2 William Basinski to Augustin Katz, march 10, 2026.
3 Peter Brook, The Empty Space, Atheneum:New York, 1968, p. 9.
4 Id., p. 15.
5 Antonin Artaud, “The Alchemical Theatre” in The Theatre and Its Double, London:Methuen Drama, 2024, p. 69.
6 Giorgio Agamben, Nymphes [2007], PUF: Paris, 2019, p. 90 (free translation).
7 Xavier Boissiel, “Précis de désintégration”, in Inculte, n°18, 2009, p. 154 (free translation).
Augustin Katz
Augustin Katz (born 1995, France — lives and works in Paris) is a painter whose work explores the ways in which images function as structures of thought, shaping perception, memory and the experience of the unconscious. Through a figurative practice marked by distortion and spatial tension, he constructs compositions that operate as mental architectures in which psychic and perceptual states unfold.
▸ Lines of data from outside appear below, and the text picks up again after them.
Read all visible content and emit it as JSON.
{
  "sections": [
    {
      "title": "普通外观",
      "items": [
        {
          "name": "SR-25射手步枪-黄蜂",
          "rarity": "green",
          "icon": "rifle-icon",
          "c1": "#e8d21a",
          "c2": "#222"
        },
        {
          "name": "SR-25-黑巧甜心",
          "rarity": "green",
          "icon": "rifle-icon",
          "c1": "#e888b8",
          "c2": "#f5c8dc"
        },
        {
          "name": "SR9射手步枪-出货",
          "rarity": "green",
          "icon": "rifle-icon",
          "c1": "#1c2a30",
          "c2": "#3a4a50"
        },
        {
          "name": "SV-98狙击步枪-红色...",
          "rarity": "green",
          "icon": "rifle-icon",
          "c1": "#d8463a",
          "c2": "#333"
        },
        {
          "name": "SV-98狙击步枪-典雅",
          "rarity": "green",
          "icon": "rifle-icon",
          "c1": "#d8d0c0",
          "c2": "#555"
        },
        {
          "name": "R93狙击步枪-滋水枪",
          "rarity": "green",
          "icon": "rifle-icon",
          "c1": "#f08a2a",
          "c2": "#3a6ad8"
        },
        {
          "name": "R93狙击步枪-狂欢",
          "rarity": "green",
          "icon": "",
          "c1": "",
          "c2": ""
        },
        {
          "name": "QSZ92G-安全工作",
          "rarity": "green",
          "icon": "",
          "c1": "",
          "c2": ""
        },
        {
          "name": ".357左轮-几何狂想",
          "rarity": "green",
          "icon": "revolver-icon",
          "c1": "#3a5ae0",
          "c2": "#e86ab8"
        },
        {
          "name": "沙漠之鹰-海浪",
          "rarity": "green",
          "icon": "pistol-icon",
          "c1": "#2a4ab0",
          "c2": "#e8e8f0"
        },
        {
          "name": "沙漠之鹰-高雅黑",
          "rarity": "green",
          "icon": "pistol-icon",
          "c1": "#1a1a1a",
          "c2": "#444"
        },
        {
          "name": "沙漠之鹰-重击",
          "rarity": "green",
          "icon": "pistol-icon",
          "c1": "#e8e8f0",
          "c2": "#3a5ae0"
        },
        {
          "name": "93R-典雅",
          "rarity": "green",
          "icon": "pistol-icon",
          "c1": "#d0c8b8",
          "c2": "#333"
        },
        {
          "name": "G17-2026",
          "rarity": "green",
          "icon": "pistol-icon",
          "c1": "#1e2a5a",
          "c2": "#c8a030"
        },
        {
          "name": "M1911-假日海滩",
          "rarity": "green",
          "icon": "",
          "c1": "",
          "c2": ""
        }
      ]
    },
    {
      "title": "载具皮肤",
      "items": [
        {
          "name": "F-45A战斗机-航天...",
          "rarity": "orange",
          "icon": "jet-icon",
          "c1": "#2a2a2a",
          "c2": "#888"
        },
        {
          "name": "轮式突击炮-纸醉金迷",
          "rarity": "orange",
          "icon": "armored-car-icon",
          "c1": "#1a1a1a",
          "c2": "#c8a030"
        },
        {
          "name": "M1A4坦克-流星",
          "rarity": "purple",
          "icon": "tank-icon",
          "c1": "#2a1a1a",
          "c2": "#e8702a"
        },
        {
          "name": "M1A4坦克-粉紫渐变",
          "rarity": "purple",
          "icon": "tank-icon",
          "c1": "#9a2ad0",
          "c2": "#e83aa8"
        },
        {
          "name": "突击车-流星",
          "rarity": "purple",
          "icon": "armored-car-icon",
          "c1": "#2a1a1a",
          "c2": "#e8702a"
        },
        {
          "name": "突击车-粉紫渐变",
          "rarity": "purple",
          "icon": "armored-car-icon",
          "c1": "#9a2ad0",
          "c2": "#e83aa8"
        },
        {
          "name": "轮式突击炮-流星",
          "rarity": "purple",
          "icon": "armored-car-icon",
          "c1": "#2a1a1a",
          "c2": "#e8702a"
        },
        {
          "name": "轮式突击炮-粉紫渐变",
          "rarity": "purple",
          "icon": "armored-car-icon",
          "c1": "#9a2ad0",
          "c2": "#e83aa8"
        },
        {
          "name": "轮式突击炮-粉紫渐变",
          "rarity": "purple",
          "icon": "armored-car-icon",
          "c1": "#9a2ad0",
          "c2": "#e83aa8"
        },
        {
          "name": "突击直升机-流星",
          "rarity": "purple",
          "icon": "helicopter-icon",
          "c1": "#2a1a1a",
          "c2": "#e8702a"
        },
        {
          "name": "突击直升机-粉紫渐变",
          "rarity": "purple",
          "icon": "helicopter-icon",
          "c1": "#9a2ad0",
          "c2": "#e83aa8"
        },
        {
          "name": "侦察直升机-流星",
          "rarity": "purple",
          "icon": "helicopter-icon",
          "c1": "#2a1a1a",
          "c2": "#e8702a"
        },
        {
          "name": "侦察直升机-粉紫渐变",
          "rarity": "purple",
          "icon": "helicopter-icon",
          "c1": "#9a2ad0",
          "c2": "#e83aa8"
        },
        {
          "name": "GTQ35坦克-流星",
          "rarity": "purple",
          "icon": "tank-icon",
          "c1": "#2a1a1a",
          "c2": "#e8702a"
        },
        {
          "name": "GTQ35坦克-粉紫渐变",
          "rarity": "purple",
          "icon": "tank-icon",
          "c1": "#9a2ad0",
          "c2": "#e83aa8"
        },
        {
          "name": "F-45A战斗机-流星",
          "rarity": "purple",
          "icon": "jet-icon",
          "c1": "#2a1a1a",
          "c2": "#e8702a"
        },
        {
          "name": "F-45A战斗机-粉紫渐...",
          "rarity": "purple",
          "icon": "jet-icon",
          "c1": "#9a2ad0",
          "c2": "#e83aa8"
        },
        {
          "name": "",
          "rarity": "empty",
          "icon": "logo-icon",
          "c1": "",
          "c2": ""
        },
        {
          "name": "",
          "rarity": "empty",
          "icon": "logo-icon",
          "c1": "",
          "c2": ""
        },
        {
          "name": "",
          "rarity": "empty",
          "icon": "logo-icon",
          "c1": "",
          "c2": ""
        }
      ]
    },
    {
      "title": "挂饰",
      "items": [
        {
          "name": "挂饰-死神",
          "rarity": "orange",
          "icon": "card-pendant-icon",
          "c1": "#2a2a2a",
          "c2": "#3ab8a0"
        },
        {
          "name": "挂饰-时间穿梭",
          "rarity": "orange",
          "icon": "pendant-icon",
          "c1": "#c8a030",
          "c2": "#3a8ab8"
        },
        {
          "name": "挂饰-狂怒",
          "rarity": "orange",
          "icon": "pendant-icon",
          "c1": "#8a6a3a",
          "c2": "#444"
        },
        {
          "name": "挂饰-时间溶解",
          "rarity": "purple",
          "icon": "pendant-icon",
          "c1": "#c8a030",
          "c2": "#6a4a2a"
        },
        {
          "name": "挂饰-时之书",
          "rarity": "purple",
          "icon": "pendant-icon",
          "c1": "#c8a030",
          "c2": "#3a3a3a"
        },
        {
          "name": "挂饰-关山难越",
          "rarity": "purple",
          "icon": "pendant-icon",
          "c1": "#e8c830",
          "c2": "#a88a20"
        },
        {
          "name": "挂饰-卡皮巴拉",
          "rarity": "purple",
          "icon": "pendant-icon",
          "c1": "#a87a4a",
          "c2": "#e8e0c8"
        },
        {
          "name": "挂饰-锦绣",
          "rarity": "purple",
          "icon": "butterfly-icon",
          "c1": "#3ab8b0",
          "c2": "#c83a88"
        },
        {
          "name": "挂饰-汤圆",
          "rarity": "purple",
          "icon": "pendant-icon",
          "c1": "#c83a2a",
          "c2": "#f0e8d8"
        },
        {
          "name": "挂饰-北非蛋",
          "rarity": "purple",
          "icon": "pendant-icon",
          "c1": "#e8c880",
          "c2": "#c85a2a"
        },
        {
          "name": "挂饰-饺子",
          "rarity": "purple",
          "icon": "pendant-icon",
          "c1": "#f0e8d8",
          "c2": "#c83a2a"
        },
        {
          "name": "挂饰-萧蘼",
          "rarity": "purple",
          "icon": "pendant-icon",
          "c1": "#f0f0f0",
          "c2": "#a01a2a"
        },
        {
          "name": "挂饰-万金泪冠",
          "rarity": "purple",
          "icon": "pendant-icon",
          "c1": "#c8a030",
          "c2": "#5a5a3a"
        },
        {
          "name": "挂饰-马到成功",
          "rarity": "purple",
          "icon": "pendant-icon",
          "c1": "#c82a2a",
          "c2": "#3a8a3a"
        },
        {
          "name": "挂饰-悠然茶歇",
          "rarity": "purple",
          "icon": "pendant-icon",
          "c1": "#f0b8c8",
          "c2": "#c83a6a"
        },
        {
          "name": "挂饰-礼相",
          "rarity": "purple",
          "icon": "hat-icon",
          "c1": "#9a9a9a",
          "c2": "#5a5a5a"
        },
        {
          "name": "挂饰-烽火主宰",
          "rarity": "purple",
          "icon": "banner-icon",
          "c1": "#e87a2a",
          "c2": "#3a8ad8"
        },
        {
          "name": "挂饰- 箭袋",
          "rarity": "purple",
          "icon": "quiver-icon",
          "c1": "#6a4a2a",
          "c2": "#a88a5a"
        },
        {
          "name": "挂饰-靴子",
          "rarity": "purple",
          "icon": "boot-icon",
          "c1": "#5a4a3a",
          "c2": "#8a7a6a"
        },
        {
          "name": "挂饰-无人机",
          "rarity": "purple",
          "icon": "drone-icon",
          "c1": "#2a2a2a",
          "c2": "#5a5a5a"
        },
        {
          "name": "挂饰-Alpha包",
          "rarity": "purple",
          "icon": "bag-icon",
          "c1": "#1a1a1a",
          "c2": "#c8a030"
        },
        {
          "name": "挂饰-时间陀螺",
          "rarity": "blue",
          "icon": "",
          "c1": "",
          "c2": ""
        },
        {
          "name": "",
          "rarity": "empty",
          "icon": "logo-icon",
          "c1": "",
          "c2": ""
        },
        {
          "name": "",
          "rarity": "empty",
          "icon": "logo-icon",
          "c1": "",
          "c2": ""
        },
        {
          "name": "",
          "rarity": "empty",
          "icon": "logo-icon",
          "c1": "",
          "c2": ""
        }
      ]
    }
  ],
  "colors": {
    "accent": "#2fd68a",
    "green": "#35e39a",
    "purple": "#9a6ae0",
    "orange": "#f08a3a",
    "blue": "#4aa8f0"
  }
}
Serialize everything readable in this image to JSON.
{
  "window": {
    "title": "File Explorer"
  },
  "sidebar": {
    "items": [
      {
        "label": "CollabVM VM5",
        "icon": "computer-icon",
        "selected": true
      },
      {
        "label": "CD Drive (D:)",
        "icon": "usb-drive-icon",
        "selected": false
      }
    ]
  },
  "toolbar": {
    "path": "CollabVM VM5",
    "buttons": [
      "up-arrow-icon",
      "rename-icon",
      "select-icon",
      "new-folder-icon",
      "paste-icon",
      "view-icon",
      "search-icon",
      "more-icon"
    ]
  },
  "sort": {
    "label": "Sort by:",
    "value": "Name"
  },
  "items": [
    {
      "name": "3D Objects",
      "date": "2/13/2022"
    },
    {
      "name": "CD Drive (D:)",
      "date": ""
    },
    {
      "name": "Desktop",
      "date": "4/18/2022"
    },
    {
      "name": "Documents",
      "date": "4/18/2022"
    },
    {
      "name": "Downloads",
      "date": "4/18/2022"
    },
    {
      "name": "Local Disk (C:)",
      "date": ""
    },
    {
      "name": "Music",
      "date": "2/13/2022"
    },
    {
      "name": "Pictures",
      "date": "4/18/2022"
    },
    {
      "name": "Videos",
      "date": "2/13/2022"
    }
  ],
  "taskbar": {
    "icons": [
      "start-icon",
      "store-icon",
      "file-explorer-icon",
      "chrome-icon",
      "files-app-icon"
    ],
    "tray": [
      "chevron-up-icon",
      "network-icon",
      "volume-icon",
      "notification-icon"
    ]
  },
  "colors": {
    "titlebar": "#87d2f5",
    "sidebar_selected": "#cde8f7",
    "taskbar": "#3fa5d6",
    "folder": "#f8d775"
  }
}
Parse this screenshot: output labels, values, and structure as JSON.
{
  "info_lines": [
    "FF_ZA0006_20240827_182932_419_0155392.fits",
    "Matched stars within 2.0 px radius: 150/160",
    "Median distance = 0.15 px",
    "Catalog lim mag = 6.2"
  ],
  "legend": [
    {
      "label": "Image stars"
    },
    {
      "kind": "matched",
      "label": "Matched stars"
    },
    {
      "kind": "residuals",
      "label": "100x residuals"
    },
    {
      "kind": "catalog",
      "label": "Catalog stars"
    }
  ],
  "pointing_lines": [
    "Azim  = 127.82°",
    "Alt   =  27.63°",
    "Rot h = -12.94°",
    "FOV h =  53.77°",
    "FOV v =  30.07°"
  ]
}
His figures appear as the remnants of a narrative that has already taken place, suspended in an uncertain time where matter, memory and perception are in constant transformation. Moving between folklore, religious archetypes, popular imagery, altered bodies and fragments of narration, his paintings act as fixing chambers in which certain images seem to outlast their own disappearance.
William Basinski
William Basinski (b.1958) is a classically trained musician and composer who has been working in experimental media for nearly five decades in NYC and California. Employing obsolete technology and analogue tape loops, his haunting and melancholy soundscapes explore the temporal nature of life and resound with the reverberations of memory and the mystery of time. His epic 4-disc masterwork, The Disintegration Loops received international critical acclaim and was chosen as one of the top 50 albums of 2004 by Pitchfork Media. The Temporary Residence deluxe LP box-set reissue from 2012 was awarded best re-issue of the year and a score of 10 on Pitchfork.